Put on Your Sneakers and Move
This article from Breast Cancer Reseach and Treatment is one more piece of evidence about the importance of exercise. I know, we all get very tired of hearing this, but it seems to be true. Please note the conclusion that engaging in regular moderate exercise of 2.5 hours/week reduced overall mortality by 27% and breast cancer mortality by 25%. That is pretty impressive, and what I reminded myself this morning as I reluctantly got out of bed to go to the gym.

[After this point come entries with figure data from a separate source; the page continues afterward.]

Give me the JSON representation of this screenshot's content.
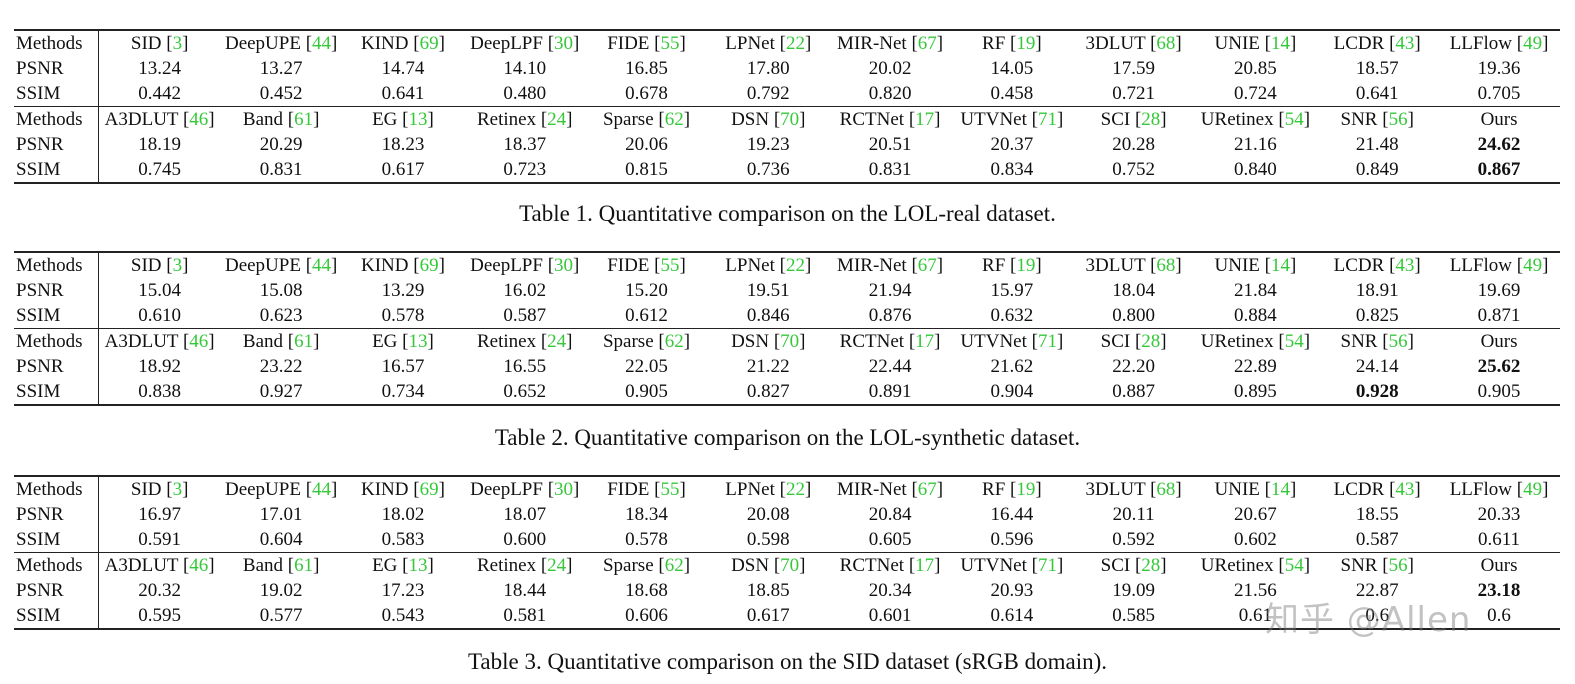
{
  "tables": [
    {
      "id": "t1",
      "caption": "Table 1. Quantitative comparison on the LOL-real dataset.",
      "blocks": [
        {
          "header_label": "Methods",
          "methods": [
            {
              "name": "SID",
              "ref": "3"
            },
            {
              "name": "DeepUPE",
              "ref": "44"
            },
            {
              "name": "KIND",
              "ref": "69"
            },
            {
              "name": "DeepLPF",
              "ref": "30"
            },
            {
              "name": "FIDE",
              "ref": "55"
            },
            {
              "name": "LPNet",
              "ref": "22"
            },
            {
              "name": "MIR-Net",
              "ref": "67"
            },
            {
              "name": "RF",
              "ref": "19"
            },
            {
              "name": "3DLUT",
              "ref": "68"
            },
            {
              "name": "UNIE",
              "ref": "14"
            },
            {
              "name": "LCDR",
              "ref": "43"
            },
            {
              "name": "LLFlow",
              "ref": "49"
            }
          ],
          "rows": [
            {
              "label": "PSNR",
              "values": [
                "13.24",
                "13.27",
                "14.74",
                "14.10",
                "16.85",
                "17.80",
                "20.02",
                "14.05",
                "17.59",
                "20.85",
                "18.57",
                "19.36"
              ],
              "bold": []
            },
            {
              "label": "SSIM",
              "values": [
                "0.442",
                "0.452",
                "0.641",
                "0.480",
                "0.678",
                "0.792",
                "0.820",
                "0.458",
                "0.721",
                "0.724",
                "0.641",
                "0.705"
              ],
              "bold": []
            }
          ]
        },
        {
          "header_label": "Methods",
          "methods": [
            {
              "name": "A3DLUT",
              "ref": "46"
            },
            {
              "name": "Band",
              "ref": "61"
            },
            {
              "name": "EG",
              "ref": "13"
            },
            {
              "name": "Retinex",
              "ref": "24"
            },
            {
              "name": "Sparse",
              "ref": "62"
            },
            {
              "name": "DSN",
              "ref": "70"
            },
            {
              "name": "RCTNet",
              "ref": "17"
            },
            {
              "name": "UTVNet",
              "ref": "71"
            },
            {
              "name": "SCI",
              "ref": "28"
            },
            {
              "name": "URetinex",
              "ref": "54"
            },
            {
              "name": "SNR",
              "ref": "56"
            },
            {
              "name": "Ours",
              "ref": ""
            }
          ],
          "rows": [
            {
              "label": "PSNR",
              "values": [
                "18.19",
                "20.29",
                "18.23",
                "18.37",
                "20.06",
                "19.23",
                "20.51",
                "20.37",
                "20.28",
                "21.16",
                "21.48",
                "24.62"
              ],
              "bold": [
                11
              ]
            },
            {
              "label": "SSIM",
              "values": [
                "0.745",
                "0.831",
                "0.617",
                "0.723",
                "0.815",
                "0.736",
                "0.831",
                "0.834",
                "0.752",
                "0.840",
                "0.849",
                "0.867"
              ],
              "bold": [
                11
              ]
            }
          ]
        }
      ]
    },
    {
      "id": "t2",
      "caption": "Table 2. Quantitative comparison on the LOL-synthetic dataset.",
      "blocks": [
        {
          "header_label": "Methods",
          "methods": [
            {
              "name": "SID",
              "ref": "3"
            },
            {
              "name": "DeepUPE",
              "ref": "44"
            },
            {
              "name": "KIND",
              "ref": "69"
            },
            {
              "name": "DeepLPF",
              "ref": "30"
            },
            {
              "name": "FIDE",
              "ref": "55"
            },
            {
              "name": "LPNet",
              "ref": "22"
            },
            {
              "name": "MIR-Net",
              "ref": "67"
            },
            {
              "name": "RF",
              "ref": "19"
            },
            {
              "name": "3DLUT",
              "ref": "68"
            },
            {
              "name": "UNIE",
              "ref": "14"
            },
            {
              "name": "LCDR",
              "ref": "43"
            },
            {
              "name": "LLFlow",
              "ref": "49"
            }
          ],
          "rows": [
            {
              "label": "PSNR",
              "values": [
                "15.04",
                "15.08",
                "13.29",
                "16.02",
                "15.20",
                "19.51",
                "21.94",
                "15.97",
                "18.04",
                "21.84",
                "18.91",
                "19.69"
              ],
              "bold": []
            },
            {
              "label": "SSIM",
              "values": [
                "0.610",
                "0.623",
                "0.578",
                "0.587",
                "0.612",
                "0.846",
                "0.876",
                "0.632",
                "0.800",
                "0.884",
                "0.825",
                "0.871"
              ],
              "bold": []
            }
          ]
        },
        {
          "header_label": "Methods",
          "methods": [
            {
              "name": "A3DLUT",
              "ref": "46"
            },
            {
              "name": "Band",
              "ref": "61"
            },
            {
              "name": "EG",
              "ref": "13"
            },
            {
              "name": "Retinex",
              "ref": "24"
            },
            {
              "name": "Sparse",
              "ref": "62"
            },
            {
              "name": "DSN",
              "ref": "70"
            },
            {
              "name": "RCTNet",
              "ref": "17"
            },
            {
              "name": "UTVNet",
              "ref": "71"
            },
            {
              "name": "SCI",
              "ref": "28"
            },
            {
              "name": "URetinex",
              "ref": "54"
            },
            {
              "name": "SNR",
              "ref": "56"
            },
            {
              "name": "Ours",
              "ref": ""
            }
          ],
          "rows": [
            {
              "label": "PSNR",
              "values": [
                "18.92",
                "23.22",
                "16.57",
                "16.55",
                "22.05",
                "21.22",
                "22.44",
                "21.62",
                "22.20",
                "22.89",
                "24.14",
                "25.62"
              ],
              "bold": [
                11
              ]
            },
            {
              "label": "SSIM",
              "values": [
                "0.838",
                "0.927",
                "0.734",
                "0.652",
                "0.905",
                "0.827",
                "0.891",
                "0.904",
                "0.887",
                "0.895",
                "0.928",
                "0.905"
              ],
              "bold": [
                10
              ]
            }
          ]
        }
      ]
    },
    {
      "id": "t3",
      "caption": "Table 3. Quantitative comparison on the SID dataset (sRGB domain).",
      "blocks": [
        {
          "header_label": "Methods",
          "methods": [
            {
              "name": "SID",
              "ref": "3"
            },
            {
              "name": "DeepUPE",
              "ref": "44"
            },
            {
              "name": "KIND",
              "ref": "69"
            },
            {
              "name": "DeepLPF",
              "ref": "30"
            },
            {
              "name": "FIDE",
              "ref": "55"
            },
            {
              "name": "LPNet",
              "ref": "22"
            },
            {
              "name": "MIR-Net",
              "ref": "67"
            },
            {
              "name": "RF",
              "ref": "19"
            },
            {
              "name": "3DLUT",
              "ref": "68"
            },
            {
              "name": "UNIE",
              "ref": "14"
            },
            {
              "name": "LCDR",
              "ref": "43"
            },
            {
              "name": "LLFlow",
              "ref": "49"
            }
          ],
          "rows": [
            {
              "label": "PSNR",
              "values": [
                "16.97",
                "17.01",
                "18.02",
                "18.07",
                "18.34",
                "20.08",
                "20.84",
                "16.44",
                "20.11",
                "20.67",
                "18.55",
                "20.33"
              ],
              "bold": []
            },
            {
              "label": "SSIM",
              "values": [
                "0.591",
                "0.604",
                "0.583",
                "0.600",
                "0.578",
                "0.598",
                "0.605",
                "0.596",
                "0.592",
                "0.602",
                "0.587",
                "0.611"
              ],
              "bold": []
            }
          ]
        },
        {
          "header_label": "Methods",
          "methods": [
            {
              "name": "A3DLUT",
              "ref": "46"
            },
            {
              "name": "Band",
              "ref": "61"
            },
            {
              "name": "EG",
              "ref": "13"
            },
            {
              "name": "Retinex",
              "ref": "24"
            },
            {
              "name": "Sparse",
              "ref": "62"
            },
            {
              "name": "DSN",
              "ref": "70"
            },
            {
              "name": "RCTNet",
              "ref": "17"
            },
            {
              "name": "UTVNet",
              "ref": "71"
            },
            {
              "name": "SCI",
              "ref": "28"
            },
            {
              "name": "URetinex",
              "ref": "54"
            },
            {
              "name": "SNR",
              "ref": "56"
            },
            {
              "name": "Ours",
              "ref": ""
            }
          ],
          "rows": [
            {
              "label": "PSNR",
              "values": [
                "20.32",
                "19.02",
                "17.23",
                "18.44",
                "18.68",
                "18.85",
                "20.34",
                "20.93",
                "19.09",
                "21.56",
                "22.87",
                "23.18"
              ],
              "bold": [
                11
              ]
            },
            {
              "label": "SSIM",
              "values": [
                "0.595",
                "0.577",
                "0.543",
                "0.581",
                "0.606",
                "0.617",
                "0.601",
                "0.614",
                "0.585",
                "0.61",
                "0.6",
                "0.6"
              ],
              "bold": []
            }
          ]
        }
      ]
    }
  ],
  "watermark": "知乎 @Allen",
  "colors": {
    "citation": "#35c93a",
    "text": "#111111",
    "rule": "#222222"
  }
}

Here is the abstract and then a link:
Meeting the physical activity guidelines and survival after breastcancer: findings from the after breast cancer pooling project
Jeannette M. Beasley • Marilyn L. Kwan • Wendy Y. Chen • Erin K. Weltzien • Candyce H. Kroenke • Wei Lu • Sarah J. Nechuta • Lisa Cadmus-Bertram • Ruth E. Patterson • Barbara Sternfeld • Xiao-Ou Shu • John P. Pierce • Bette J. Caan
Abstract: The 2008 Physical Activity (PA) Guidelines recommend engaging in at least 2.5 h (10 MET-hours/week) of moderate intensity PA per week (defined as 4 METs) to reduce risk of morbidity and mortality. This analysis was conducted to investigate whether this recommendation can be extended to breast cancer survivors. Data from four studies of breast cancer survivors measuring recreational PA from semi-quantitative questionnaires a median of 23 months post-diagnosis (interquartile range 18-32 months) were pooled in the After Breast Cancer Pooling Project (n = 13,302). Delayed entry Cox proportional hazards models were applied in data analysis with adjustment for age, post-diagnosis body mass index, race/ethnicity, menopausal status, TNM stage, cancer treatment, and smoking history. Engaging in at least 10 MET-hours/week of PA was associated with a 27% reduction in allcause mortality (n = 1,468 events, Hazard Ratio (HR) = 0.73, 95% CI, 0.66-0.82) and a 25% reduction in breast cancer mortality (n = 971 events, HR = 0.75, 95% CI 0.65-0.85) compared with women who did not meet the PA Guidelines (\10 MET-hours/week). Risk of breast cancer recurrence (n = 1,421 events) was not associated with meeting the PA Guidelines (HR = 0.96, 95% CI, 0.86-1.06). These data suggest that adhering to the PA guidelines may be an important intervention target for reducing mortality among breast cancer survivors.